Most “fresh” fish and seafood has been frozen at some point, so you can save cash by shopping the freezer section. Avoid and fish or seafood that appears to be freezer-burned. Buy shrimp head-off in the shell. Shrimp is sized by the number per pound – a small number means big shrimp.

3. Expert help

Chat up your store’s fishmonger. Ask how to store, clean, and prep your seafood (they can usually do cleaning and prep for you, too). And always ask how long a purchase will stay fresh.

Few Guides for Preparing Seafood Dish

Don’t let preparing seafood and fish intimidate you and landlock your cooking. Take a note from our friends in the Northeast and enjoy these coastal classics. You’ll boost your heart health with omega-3 fats and lower your risk of type 2 diabetes with each bite.

A Better Seafood Boil

New England’s favorite backyard party starts with heaps of seafood and veggies thrown into one big pot over the fire.
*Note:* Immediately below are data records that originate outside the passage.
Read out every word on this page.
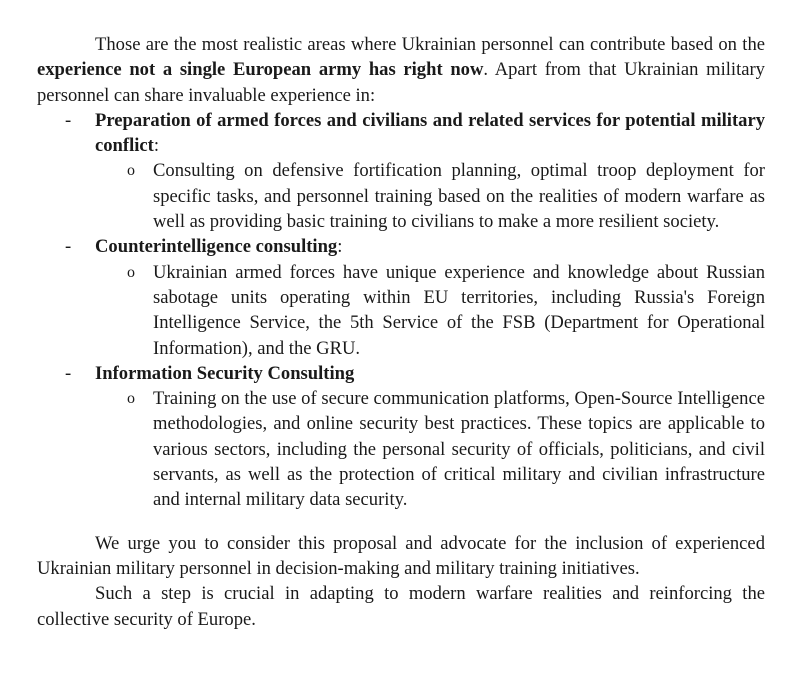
Those are the most realistic areas where Ukrainian personnel can contribute based on the experience not a single European army has right now. Apart from that Ukrainian military personnel can share invaluable experience in:

- Preparation of armed forces and civilians and related services for potential military conflict:
o Consulting on defensive fortification planning, optimal troop deployment for specific tasks, and personnel training based on the realities of modern warfare as well as providing basic training to civilians to make a more resilient society.
- Counterintelligence consulting:
o Ukrainian armed forces have unique experience and knowledge about Russian sabotage units operating within EU territories, including Russia's Foreign Intelligence Service, the 5th Service of the FSB (Department for Operational Information), and the GRU.
- Information Security Consulting
o Training on the use of secure communication platforms, Open-Source Intelligence methodologies, and online security best practices. These topics are applicable to various sectors, including the personal security of officials, politicians, and civil servants, as well as the protection of critical military and civilian infrastructure and internal military data security.

We urge you to consider this proposal and advocate for the inclusion of experienced Ukrainian military personnel in decision-making and military training initiatives.

Such a step is crucial in adapting to modern warfare realities and reinforcing the collective security of Europe.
Here’s how to do it right:

1. Develop flavor.

Don’t peel your shrimp before cooking. The shells deepen the flavour. You can remove them as you eat – it will be messy, but worth it. To serve, sprinkle with paprika and lemon juice for flavour without salt.

2. Control carbs.

Cut corn cobs into thirds and nix the traditional potato chunks. Cut bread at a 45-degree angle so slices look larger.

3. Manage mess.

For a traditional boil, strain both and spread food onto parchment or newspaper. Provide bowls for everyone to discard shrimp and clam shells.
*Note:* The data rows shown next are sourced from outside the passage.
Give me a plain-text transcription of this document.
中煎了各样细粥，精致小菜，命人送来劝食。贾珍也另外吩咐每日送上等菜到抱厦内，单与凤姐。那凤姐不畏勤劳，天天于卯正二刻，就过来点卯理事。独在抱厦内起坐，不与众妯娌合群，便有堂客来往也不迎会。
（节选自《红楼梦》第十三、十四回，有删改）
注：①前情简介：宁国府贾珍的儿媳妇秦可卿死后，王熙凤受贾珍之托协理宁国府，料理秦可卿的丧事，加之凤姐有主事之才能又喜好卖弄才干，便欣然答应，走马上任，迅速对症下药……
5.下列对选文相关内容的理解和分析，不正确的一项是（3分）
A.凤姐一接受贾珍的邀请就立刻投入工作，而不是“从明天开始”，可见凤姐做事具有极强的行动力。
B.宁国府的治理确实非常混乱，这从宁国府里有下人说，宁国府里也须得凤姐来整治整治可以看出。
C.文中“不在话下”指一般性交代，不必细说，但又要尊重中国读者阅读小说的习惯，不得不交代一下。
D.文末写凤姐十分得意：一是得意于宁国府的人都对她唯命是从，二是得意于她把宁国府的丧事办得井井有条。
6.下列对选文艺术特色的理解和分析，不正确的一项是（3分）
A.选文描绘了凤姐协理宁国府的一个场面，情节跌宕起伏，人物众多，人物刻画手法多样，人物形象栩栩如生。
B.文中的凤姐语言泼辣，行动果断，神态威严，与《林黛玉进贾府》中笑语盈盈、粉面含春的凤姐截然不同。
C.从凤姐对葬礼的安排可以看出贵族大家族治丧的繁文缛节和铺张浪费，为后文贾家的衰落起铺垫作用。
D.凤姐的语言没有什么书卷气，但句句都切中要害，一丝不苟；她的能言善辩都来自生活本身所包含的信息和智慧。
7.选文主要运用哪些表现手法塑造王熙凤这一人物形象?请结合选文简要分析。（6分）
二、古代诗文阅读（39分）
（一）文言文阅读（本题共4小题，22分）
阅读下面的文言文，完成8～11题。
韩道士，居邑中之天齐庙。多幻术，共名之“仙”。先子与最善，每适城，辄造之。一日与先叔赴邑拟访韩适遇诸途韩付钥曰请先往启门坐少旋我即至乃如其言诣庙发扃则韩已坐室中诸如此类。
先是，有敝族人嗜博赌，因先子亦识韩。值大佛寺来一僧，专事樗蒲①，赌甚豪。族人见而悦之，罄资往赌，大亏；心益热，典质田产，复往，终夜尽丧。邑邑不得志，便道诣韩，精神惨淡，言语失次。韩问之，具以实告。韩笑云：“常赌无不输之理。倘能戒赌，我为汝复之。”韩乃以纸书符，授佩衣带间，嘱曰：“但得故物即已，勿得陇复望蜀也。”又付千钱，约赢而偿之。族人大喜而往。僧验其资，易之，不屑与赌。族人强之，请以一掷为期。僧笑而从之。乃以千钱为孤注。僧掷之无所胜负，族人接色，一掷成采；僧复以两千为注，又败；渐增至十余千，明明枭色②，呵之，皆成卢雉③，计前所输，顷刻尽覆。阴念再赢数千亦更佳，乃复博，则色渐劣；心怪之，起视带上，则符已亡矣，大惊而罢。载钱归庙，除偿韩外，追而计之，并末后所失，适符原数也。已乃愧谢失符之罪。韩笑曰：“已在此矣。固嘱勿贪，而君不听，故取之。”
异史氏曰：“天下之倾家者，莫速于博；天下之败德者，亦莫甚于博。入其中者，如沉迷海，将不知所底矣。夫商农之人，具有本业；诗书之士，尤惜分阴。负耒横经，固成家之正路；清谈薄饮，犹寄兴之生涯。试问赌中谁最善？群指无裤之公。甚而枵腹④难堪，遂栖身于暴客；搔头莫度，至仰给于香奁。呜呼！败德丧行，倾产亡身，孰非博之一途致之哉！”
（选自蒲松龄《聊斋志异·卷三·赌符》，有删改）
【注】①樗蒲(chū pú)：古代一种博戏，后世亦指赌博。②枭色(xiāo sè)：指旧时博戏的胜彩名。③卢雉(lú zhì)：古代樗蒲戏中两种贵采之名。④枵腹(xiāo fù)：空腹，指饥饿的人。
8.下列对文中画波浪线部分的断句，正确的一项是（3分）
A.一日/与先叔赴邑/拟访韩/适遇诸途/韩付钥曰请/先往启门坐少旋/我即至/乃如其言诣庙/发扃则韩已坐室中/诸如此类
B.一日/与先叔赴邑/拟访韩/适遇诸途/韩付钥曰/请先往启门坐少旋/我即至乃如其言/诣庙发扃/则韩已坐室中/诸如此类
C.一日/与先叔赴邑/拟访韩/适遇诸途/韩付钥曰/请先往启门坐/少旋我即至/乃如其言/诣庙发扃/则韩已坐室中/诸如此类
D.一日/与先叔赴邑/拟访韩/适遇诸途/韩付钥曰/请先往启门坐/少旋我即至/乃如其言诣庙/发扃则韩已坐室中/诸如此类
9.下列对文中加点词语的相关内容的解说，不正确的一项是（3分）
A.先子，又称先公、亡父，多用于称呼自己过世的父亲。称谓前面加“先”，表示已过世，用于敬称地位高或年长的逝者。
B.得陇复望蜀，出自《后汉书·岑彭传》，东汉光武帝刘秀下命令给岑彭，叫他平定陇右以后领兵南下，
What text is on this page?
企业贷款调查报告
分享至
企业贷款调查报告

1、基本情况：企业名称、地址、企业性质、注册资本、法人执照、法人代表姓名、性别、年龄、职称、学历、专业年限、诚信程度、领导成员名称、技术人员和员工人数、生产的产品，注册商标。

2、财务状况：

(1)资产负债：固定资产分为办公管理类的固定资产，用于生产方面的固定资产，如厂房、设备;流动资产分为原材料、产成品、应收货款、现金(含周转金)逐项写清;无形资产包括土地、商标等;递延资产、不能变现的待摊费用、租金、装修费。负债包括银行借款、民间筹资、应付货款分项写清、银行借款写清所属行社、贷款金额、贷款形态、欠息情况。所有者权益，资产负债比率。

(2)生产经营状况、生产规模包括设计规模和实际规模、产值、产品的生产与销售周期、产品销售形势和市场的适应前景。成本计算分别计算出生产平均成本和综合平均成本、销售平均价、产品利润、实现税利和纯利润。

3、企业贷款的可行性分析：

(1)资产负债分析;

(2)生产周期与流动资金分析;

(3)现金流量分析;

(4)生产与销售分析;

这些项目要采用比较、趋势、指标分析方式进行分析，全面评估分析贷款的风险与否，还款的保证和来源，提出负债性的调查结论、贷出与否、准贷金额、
Fish and chips’ popularity ballooned during the Industrial Revolution. The cheap eats were perfect for blue-collar workers needing a quick lunch.
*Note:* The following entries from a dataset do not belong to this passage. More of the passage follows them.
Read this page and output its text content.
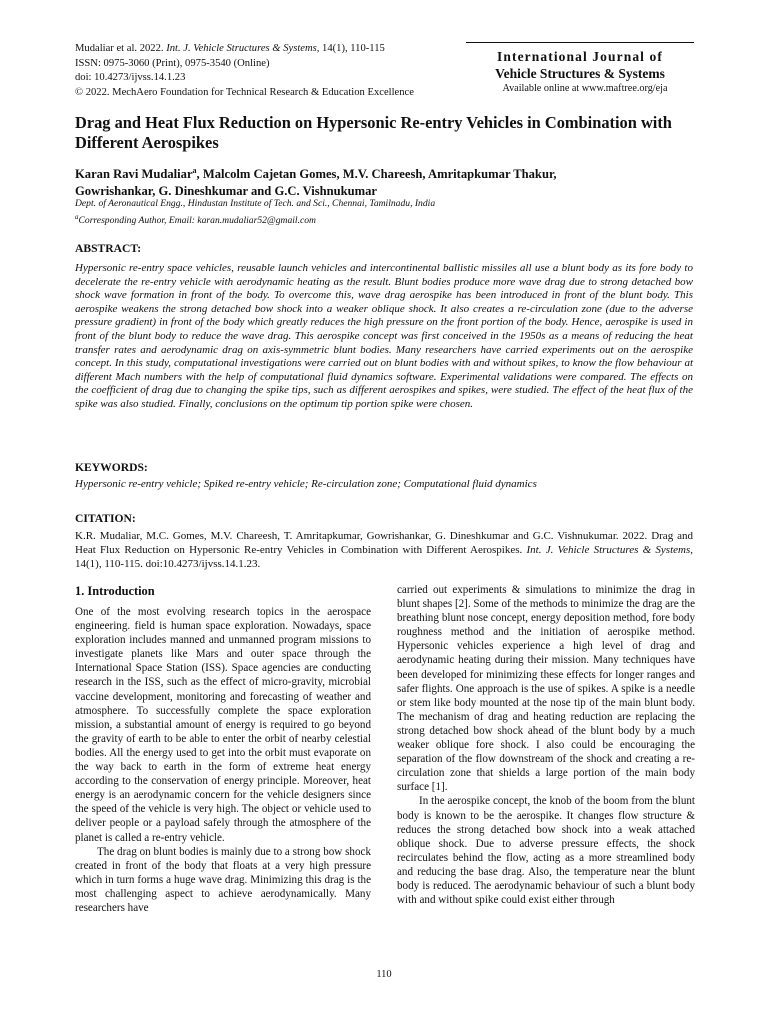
Mudaliar et al. 2022. Int. J. Vehicle Structures & Systems, 14(1), 110-115
ISSN: 0975-3060 (Print), 0975-3540 (Online)
doi: 10.4273/ijvss.14.1.23
© 2022. MechAero Foundation for Technical Research & Education Excellence
International Journal of
Vehicle Structures & Systems
Available online at www.maftree.org/eja
Drag and Heat Flux Reduction on Hypersonic Re-entry Vehicles in Combination with Different Aerospikes
Karan Ravi Mudaliar$^a$, Malcolm Cajetan Gomes, M.V. Chareesh, Amritapkumar Thakur,
Gowrishankar, G. Dineshkumar and G.C. Vishnukumar
Dept. of Aeronautical Engg., Hindustan Institute of Tech. and Sci., Chennai, Tamilnadu, India
$^a$Corresponding Author, Email: karan.mudaliar52@gmail.com
ABSTRACT:
Hypersonic re-entry space vehicles, reusable launch vehicles and intercontinental ballistic missiles all use a blunt body as its fore body to decelerate the re-entry vehicle with aerodynamic heating as the result. Blunt bodies produce more wave drag due to strong detached bow shock wave formation in front of the body. To overcome this, wave drag aerospike has been introduced in front of the blunt body. This aerospike weakens the strong detached bow shock into a weaker oblique shock. It also creates a re-circulation zone (due to the adverse pressure gradient) in front of the body which greatly reduces the high pressure on the front portion of the body. Hence, aerospike is used in front of the blunt body to reduce the wave drag. This aerospike concept was first conceived in the 1950s as a means of reducing the heat transfer rates and aerodynamic drag on axis-symmetric blunt bodies. Many researchers have carried experiments out on the aerospike concept. In this study, computational investigations were carried out on blunt bodies with and without spikes, to know the flow behaviour at different Mach numbers with the help of computational fluid dynamics software. Experimental validations were compared. The effects on the coefficient of drag due to changing the spike tips, such as different aerospikes and spikes, were studied. The effect of the heat flux of the spike was also studied. Finally, conclusions on the optimum tip portion spike were chosen.
KEYWORDS:
Hypersonic re-entry vehicle; Spiked re-entry vehicle; Re-circulation zone; Computational fluid dynamics
CITATION:
K.R. Mudaliar, M.C. Gomes, M.V. Chareesh, T. Amritapkumar, Gowrishankar, G. Dineshkumar and G.C. Vishnukumar. 2022. Drag and Heat Flux Reduction on Hypersonic Re-entry Vehicles in Combination with Different Aerospikes. Int. J. Vehicle Structures & Systems, 14(1), 110-115. doi:10.4273/ijvss.14.1.23.
1. Introduction

One of the most evolving research topics in the aerospace engineering. field is human space exploration. Nowadays, space exploration includes manned and unmanned program missions to investigate planets like Mars and outer space through the International Space Station (ISS). Space agencies are conducting research in the ISS, such as the effect of micro-gravity, microbial vaccine development, monitoring and forecasting of weather and atmosphere. To successfully complete the space exploration mission, a substantial amount of energy is required to go beyond the gravity of earth to be able to enter the orbit of nearby celestial bodies. All the energy used to get into the orbit must evaporate on the way back to earth in the form of extreme heat energy according to the conservation of energy principle. Moreover, heat energy is an aerodynamic concern for the vehicle designers since the speed of the vehicle is very high. The object or vehicle used to deliver people or a payload safely through the atmosphere of the planet is called a re-entry vehicle.

The drag on blunt bodies is mainly due to a strong bow shock created in front of the body that floats at a very high pressure which in turn forms a huge wave drag. Minimizing this drag is the most challenging aspect to achieve aerodynamically. Many researchers have

carried out experiments & simulations to minimize the drag in blunt shapes [2]. Some of the methods to minimize the drag are the breathing blunt nose concept, energy deposition method, fore body roughness method and the initiation of aerospike method. Hypersonic vehicles experience a high level of drag and aerodynamic heating during their mission. Many techniques have been developed for minimizing these effects for longer ranges and safer flights. One approach is the use of spikes. A spike is a needle or stem like body mounted at the nose tip of the main blunt body. The mechanism of drag and heating reduction are replacing the strong detached bow shock ahead of the blunt body by a much weaker oblique fore shock. I also could be encouraging the separation of the flow downstream of the shock and creating a re-circulation zone that shields a large portion of the main body surface [1].

In the aerospike concept, the knob of the boom from the blunt body is known to be the aerospike. It changes flow structure & reduces the strong detached bow shock into a weak attached oblique shock. Due to adverse pressure effects, the shock recirculates behind the flow, acting as a more streamlined body and reducing the base drag. Also, the temperature near the blunt body is reduced. The aerodynamic behaviour of such a blunt body with and without spike could exist either through

110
Few Simple Seafood Dishes that are Easy to Prepare:

Fish and Chips

We trimmed calories from this British mainstay that immigrants brought across the pond by using cereal for the crunchy breading. Use sweet potatoes to amp up vitamin A intake.

Clam chowder

Chowders are typically a simple, cream-base soup filled with seafood, potatoes, and corn. These were abundant ingredients for East Coast settlers and easy to throw together and simmer on the stove while other work was getting done. Our version uses low-fat milk and vegetable stock to reduce calories. To keep carbs in check, we swapped the corn and potatoes for fiber-packed lima beans.

Shrimp rolls

Folklore says fishmongers invented lobster rolls to use up cheap pieces of the crustacean that merchants and big-city restaurants didn’t want. Today, since lobster isn’t always cheap or easy to find, our recipe calls for shrimp. Instead of mayo and butter, we use light mayo, tofu (trust us!), croutons, and lettuce wraps.

Sea scallops

Scallops are a bivalve – the “meat” is encased between two shells, which is almost always removed before market. Healthy and rich-tasting on its own, this coastal favorite just needs a quick sear – not much salt, breading, or fat is necessary.

Crab cakes

We’ve added salmon to our crab cakes. While haddock might be a more familiar fish on the East Coast, salmon boasts omega-3 fats, which studies show decreases risk of death from heart disease. Serve these cakes with our yogurt-base sauce- it contains less unhealthy saturated fats than tartar sauce.